Jornalista comprometido com os desafios de seu tempo, Nascimento Moraes
teve forte atuação nos periódicos O Maranhão, Diário de São Luís e O
Globo. Foi também professor do Liceu Maranhense e presidente da Academia
Maranhense de Letras.
Inspirado pela perspectiva de mudanças políticas no
país, especificamente no Maranhão, Vencidos e degenerados constrói outra
leitura para a presença entre nós de africanos escravizados e seus
descendentes, com ênfase no contexto da abolição e em suas
consequências. Utilizando-se de uma linguagem voltada para a fala
popular daquela época e com personagens representativos, compõe um
painel de rara intensidade sociológica sobre a São Luís do final do
século XIX. A narrativa se inicia na manhã de 13 de Maio de 1888, na
casa de José Maria Maranhense, espécie de quartel general abolicionista,
onde várias pessoas aguardavam a chegada do telegrama com a notícia da
aprovação da Lei Áurea. João Olivier, personagem central da trama, é
um respeitado jornalista que tem como fonte de sustento as crônicas que
escreve para um órgão local. Mestiço, posiciona-se a favor dos cativos e
é através de seu olhar que as críticas vão sendo tecidas por toda obra
em relação à imprensa e à sociedade maranhense. Nesta passagem
percebemos a visão do personagem sobre a abolição:
A liberdade dos negros
vem contribuir para o desenvolvimento desta terra infeliz, e dar-lhes
novas forças, novos elementos, novos aspectos... Esta fidalguia barata
virá caindo aos poucos e o princípio de confraternidade virá acabar com
supostas e falsas superioridades do ser, que tem sido um dos mais vis
preconceitos da nossa existência política. (MORAES, 2000, p. 67).
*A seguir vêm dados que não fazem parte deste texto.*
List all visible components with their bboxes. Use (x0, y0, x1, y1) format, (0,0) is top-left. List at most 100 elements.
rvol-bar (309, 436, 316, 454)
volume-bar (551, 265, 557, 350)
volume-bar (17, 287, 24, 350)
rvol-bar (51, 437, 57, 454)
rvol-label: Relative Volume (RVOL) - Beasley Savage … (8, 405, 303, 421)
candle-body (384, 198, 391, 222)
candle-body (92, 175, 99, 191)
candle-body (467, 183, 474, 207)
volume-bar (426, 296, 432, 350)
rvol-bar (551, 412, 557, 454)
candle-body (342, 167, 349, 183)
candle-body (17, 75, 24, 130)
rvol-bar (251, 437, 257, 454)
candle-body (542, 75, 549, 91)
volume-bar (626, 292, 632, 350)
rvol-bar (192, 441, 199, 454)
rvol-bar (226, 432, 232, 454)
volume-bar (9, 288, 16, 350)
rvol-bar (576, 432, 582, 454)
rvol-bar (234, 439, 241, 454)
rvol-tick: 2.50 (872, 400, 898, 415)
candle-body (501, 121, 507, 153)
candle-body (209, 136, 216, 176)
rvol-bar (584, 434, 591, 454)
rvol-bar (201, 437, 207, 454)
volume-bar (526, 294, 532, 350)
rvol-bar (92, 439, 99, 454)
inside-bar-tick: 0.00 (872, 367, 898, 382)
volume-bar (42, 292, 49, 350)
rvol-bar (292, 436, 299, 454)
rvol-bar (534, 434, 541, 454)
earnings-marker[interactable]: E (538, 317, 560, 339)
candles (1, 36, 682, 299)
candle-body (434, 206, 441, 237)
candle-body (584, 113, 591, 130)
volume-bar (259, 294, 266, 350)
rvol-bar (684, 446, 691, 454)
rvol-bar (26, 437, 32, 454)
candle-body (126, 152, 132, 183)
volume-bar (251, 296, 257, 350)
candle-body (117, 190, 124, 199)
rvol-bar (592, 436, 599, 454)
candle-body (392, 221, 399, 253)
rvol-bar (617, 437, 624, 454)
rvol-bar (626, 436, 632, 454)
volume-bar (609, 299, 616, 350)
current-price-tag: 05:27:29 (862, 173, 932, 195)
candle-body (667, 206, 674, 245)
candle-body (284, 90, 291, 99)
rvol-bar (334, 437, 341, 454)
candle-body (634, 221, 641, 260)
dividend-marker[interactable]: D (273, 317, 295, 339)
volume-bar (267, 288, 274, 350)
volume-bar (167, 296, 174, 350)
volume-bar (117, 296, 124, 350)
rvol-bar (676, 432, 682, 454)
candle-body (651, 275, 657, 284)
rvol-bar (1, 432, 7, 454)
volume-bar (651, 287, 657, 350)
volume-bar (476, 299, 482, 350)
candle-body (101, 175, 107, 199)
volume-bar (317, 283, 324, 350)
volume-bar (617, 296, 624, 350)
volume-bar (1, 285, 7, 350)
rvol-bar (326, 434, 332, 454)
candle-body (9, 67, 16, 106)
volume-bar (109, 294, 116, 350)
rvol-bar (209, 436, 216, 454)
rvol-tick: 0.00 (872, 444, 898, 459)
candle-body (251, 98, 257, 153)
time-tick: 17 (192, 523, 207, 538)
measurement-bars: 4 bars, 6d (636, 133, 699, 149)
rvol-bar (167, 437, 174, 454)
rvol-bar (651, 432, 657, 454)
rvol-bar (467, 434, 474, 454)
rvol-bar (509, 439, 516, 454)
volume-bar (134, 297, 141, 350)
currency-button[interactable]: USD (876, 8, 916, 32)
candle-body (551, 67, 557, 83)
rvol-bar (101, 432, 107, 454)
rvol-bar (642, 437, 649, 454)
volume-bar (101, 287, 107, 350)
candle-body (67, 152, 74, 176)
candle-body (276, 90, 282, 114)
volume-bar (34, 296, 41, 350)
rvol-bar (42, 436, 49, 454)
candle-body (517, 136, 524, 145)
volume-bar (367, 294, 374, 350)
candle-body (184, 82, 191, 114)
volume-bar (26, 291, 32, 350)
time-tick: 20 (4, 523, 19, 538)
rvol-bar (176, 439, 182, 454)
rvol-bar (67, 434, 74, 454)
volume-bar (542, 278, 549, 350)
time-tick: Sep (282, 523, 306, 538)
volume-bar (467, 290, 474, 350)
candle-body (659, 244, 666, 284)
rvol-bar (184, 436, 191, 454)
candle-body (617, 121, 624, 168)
Em sua fala, a queda da “fidalguia” acontecerá com
abolição e com ela se extinguirão os preconceitos oriundos das classes
superiores que, para se manterem no poder, fazem uso extremo da
hipocrisia. Seu otimismo em relação à libertação dos negros o faz
acreditar que o fim do regime lhes daria condições de progresso e a
queda daqueles que tinham sede de poder. É também na figura de Olivier
que se encontra um “dos maiores elementos contra a escravidão”. É
através de sua fala que percebemos as manifestações indignadas sobre os
que realmente precisam trabalhar e os que trabalham por vaidade; e sobre
a ausência de reconhecimento da sociedade em relação às pessoas
esclarecidas. Pai adotivo de Cláudio, tem a intenção de fazer do menino
“um homem de luta” pela própria raça, e não um bacharel ou comendador,
mas o filho adotivo deixa dúvidas se estava realmente seguindo as
intenções propostas por Olivier.
Cláudio era filho de Andreza e Daniel Aranha,
ex-escravos. Perseguido pelos professores e pelos colegas por causa de
sua cor, o menino tem a proteção do pai adotivo, que cuida de sua
educação com zelo. Olivier era descendente de família tradicional, o que
explica seu prestígio nos círculos intelectuais. Porém, bastou
tornar suas ideias conhecidas para que fosse perseguido a ponto de ter
que sair do Maranhão. Tem como mestre Carlos Bento, jornalista e
professor, também afastado da imprensa por razões políticas, o que o
obriga a viver de aulas particulares. Fora também professor de Olivier e
escreve um panfleto no qual faz uma síntese política e social. Com a
morte de Olivier, Claudio termina os estudos no Liceu e começa a dar
aulas particulares para ajudar na renda familiar. Segue o exemplo do pai
adotivo e se torna jornalista, chegando a fundar o periódico O Campeão,
que logo encontrou um rival, O Triunfo, criado pela elite local como
resposta. Não demorou muito para que Cláudio também fosse atacado. Como a
renda do magistério não era suficiente para as despesas, recebia um
auxílio de José Machado. Este, ao saber que Cláudio era amante de
Armênia, começa a tratá-lo com indiferença até que deixa de lhe fornecer
a preciosa ajuda mensal. O jovem passa a ser novamente perseguido e
após ser salvo de uma emboscada por Aranha, seu pai biológico, sai do
Maranhão e vai para o Amazonas, onde passa a ocupar elevada posição como
jornalista. A sua volta acontece no dia 15 de novembro, no momento em
que estão comemorando a Proclamação da República.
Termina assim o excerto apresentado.